Monday, November 11, 2013

The Riddle

Book: The Riddle by Alison Croggon (The Second Book of Pellinor)

Description: Maerad is a girl with a tragic and bitter past, but her powers grow stronger by the day. Now she and her mentor, Cadvan, hunted by both the Light and the Dark, must unravel the Riddle of the Treesong before their fractured kingdom erupts in chaos. The quest to solve this ancient puzzle lures Maerad ever closer to the seductive Winterking--author of her sorrows and the ally of her most powerful enemy, the Nameless One. Trapped in the Winterking's icy realm, Maerad must acknowledge what she has always suspected--that she is the greatest riddle of all. (book jacket)

My Thoughts: The Riddle has always been my favorite book of the Pellinor series. I relished the chance to reread it.

In many ways The Riddle answers many of the problems I had with The Naming, especially how easily Maerad seems to adjust to her new lifestyle. The Riddle opens and closes with Maerad struggling to deal with her own fears and assumptions and way of thinking, many of which things are heavily influenced by her earlier life as a slave. She struggles against the feeling that she doesn't belong anywhere that she and Cadvan travel to as well as with her feelings of inadequacy and ill-preparedness.

Again, The Riddle is masterfully written. Maerad and Cadvan travel all over the land of Annar and beyond, so that the story has an impressive breadth. Croggon doesn't create any radically new cultures, but each feels unique and authentic. Everything they encounter is beautifully described, and it was a joy to read, as always. Maerad's emotions were described beautifully as well, in a way that truly allows you to enter into her struggles and triumphs.

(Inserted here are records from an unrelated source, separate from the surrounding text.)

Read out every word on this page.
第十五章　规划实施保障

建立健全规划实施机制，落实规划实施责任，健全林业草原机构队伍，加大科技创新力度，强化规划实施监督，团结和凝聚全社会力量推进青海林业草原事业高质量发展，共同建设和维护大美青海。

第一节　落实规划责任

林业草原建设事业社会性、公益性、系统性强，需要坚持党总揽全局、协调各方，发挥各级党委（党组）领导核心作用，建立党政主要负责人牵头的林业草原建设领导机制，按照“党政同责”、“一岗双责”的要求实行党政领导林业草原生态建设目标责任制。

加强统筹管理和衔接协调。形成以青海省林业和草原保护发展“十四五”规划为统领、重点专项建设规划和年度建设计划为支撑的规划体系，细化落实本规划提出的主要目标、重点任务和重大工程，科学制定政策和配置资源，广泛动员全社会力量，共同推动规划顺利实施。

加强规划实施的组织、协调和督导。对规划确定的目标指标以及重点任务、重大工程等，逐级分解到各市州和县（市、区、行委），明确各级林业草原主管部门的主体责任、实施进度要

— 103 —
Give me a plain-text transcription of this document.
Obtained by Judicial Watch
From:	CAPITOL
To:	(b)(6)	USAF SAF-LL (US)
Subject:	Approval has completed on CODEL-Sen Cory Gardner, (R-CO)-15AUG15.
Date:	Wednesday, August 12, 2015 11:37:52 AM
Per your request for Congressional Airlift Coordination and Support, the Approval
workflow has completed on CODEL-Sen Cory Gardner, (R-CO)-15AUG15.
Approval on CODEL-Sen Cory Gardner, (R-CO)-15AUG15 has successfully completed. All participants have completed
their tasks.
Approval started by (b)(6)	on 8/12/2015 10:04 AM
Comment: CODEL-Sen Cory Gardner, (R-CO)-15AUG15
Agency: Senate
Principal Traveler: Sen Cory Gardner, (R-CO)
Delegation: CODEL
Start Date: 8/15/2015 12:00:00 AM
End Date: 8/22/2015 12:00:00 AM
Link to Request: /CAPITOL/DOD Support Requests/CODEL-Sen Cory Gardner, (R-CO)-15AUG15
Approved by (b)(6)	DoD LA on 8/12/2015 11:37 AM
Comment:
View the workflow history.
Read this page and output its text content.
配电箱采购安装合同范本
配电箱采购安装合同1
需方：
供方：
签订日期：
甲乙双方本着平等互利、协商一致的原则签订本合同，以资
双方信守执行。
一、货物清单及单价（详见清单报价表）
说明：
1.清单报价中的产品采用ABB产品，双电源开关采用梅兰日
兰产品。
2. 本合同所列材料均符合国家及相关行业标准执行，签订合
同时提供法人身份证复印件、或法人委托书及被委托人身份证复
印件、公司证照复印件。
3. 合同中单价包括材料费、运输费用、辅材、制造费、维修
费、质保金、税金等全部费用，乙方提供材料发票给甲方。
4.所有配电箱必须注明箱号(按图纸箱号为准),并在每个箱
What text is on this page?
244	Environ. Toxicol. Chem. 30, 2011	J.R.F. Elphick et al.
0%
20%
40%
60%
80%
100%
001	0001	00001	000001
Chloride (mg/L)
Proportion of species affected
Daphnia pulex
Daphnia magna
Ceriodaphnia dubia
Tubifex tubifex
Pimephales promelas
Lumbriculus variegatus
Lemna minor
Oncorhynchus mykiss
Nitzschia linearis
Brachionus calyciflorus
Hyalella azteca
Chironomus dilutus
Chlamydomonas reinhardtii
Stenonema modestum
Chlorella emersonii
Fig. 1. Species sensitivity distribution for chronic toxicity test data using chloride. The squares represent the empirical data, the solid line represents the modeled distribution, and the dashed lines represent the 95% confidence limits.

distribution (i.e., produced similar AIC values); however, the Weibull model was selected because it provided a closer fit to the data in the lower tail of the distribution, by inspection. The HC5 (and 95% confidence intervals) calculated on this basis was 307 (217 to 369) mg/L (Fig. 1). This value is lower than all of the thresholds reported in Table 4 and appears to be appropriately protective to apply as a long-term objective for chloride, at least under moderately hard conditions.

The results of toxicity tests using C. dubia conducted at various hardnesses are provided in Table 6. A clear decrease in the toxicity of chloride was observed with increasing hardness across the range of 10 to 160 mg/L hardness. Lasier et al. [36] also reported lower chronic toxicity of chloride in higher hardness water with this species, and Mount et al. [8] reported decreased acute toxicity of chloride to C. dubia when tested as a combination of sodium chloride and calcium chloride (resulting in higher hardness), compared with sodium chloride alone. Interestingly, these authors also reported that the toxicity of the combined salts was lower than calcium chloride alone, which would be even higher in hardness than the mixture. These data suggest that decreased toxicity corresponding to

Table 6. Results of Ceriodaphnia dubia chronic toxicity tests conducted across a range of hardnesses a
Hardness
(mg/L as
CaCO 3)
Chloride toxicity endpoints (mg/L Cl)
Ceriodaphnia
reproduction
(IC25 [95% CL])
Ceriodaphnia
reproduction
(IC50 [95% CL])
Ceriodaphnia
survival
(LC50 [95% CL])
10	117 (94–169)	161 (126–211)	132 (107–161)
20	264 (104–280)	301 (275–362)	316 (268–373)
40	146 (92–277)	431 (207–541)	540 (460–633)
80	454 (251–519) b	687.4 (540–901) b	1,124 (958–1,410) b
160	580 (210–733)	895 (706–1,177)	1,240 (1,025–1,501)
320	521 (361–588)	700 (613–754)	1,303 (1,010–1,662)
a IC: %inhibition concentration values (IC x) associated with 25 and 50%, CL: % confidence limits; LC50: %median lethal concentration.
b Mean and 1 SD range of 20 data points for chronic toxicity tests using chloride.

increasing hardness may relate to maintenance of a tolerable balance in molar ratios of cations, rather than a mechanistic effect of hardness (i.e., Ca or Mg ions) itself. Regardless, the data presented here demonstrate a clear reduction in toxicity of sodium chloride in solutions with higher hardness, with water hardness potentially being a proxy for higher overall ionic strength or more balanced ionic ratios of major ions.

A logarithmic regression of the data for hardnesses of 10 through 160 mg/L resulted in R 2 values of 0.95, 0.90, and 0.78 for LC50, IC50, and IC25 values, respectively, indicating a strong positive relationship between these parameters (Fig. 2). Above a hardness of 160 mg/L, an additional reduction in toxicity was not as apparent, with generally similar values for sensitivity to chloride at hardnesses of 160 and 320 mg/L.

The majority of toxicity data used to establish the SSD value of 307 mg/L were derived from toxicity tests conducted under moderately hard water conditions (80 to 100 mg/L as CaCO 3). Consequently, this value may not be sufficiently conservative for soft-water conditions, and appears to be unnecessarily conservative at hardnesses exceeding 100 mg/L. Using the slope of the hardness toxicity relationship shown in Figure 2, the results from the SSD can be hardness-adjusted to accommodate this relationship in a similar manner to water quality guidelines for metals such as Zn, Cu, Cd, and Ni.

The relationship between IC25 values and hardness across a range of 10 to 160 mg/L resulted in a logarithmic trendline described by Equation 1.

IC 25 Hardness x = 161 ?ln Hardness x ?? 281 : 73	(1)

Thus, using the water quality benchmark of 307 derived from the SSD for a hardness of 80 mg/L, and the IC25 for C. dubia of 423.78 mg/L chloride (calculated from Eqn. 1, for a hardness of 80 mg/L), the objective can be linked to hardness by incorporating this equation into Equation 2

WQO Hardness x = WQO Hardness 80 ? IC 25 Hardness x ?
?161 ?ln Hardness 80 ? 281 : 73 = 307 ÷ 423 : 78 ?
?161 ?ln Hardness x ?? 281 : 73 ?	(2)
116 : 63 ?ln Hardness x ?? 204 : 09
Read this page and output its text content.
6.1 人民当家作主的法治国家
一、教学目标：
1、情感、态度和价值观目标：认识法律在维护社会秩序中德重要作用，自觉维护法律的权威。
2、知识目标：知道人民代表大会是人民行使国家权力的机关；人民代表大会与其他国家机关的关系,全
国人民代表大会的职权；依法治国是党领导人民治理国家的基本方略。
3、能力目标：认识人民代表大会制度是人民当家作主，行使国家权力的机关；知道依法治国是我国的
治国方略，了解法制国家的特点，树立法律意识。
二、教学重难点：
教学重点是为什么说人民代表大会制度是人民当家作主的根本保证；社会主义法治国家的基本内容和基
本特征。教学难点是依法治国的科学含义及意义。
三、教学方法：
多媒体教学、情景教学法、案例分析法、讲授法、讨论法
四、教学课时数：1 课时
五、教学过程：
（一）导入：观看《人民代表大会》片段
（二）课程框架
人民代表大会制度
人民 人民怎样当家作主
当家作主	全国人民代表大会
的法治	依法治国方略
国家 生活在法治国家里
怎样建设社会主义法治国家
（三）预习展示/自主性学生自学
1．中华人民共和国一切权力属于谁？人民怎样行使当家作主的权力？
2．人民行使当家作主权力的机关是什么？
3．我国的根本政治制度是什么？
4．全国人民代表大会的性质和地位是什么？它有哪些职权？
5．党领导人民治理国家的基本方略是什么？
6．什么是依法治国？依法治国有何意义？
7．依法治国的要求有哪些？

I was truly struck by a moment in Maerad's lessons, when her teacher tells her, "There is no single truth [...]. But all these truths, woven together, might give us a picture of what is true. That is why it's important to know all the different stories. We can never see all the sky at once." (p. 44) My first reaction was negative--there is only one truth!--but the more I thought about it, the more I was... well, intrigued. Of course it's not the first time I've run across this idea, but I was reading the novel right after reading a similar idea in the Old Testament class. A lot of modern scholarship on the first five books of the Bible (the Pentateuch) is based on the documentary hypothesis, which is that several sources were combined by final editors to create the Pentateuch as we know it today. Our textbook makes the point that the final editors weren't concerned with forcing each of these sources to agree; rather, they wanted to preserve the sacred tradition that each represented.* I interpreted this (quite possibly incorrectly) to mean that the final editors believed that each source contained truth, even if each source also appeared to contradict the other sources; there was a deeper truth that had to be preserved. As I write, I am also reminded of a C. S. Lewis example, of how each person ultimately experiences something of God that is different than what every other person experiences, and so knows God in a different way than any other person.** In both of these examples, I see an acknowledgement of the reality that no one single person (or book, or moment, or...) can perfectly and totally contain and represent the person of our infinite God. That is why different perspectives are so important (otherwise why have four gospels? Why not just one? Why have so many prophets preaching at the same time and the same place?). Each one contains truths--and probably also untruths. It is narrow and arrogant to assume that each person has the same experience (as you) in life, and those different experiences mean that certain truths and perspectives will resonate and make sense and seem more true to some people than they will to others--each person has different passions! But each perspective contains a unique knowledge of an uncontainable, indescribable God.

A wonderful story of maturing, and beautifully written. As always, the Pellinor series is highly recommended!

* Michael D. Coogan. The Old Testament: A Historical and Literary Introduction to the Hebrew Scripture. p. 106.
** I'm afraid I have no idea where this example is from. If I had to guess, I would say either Mere Christianity or The Problem of Pain.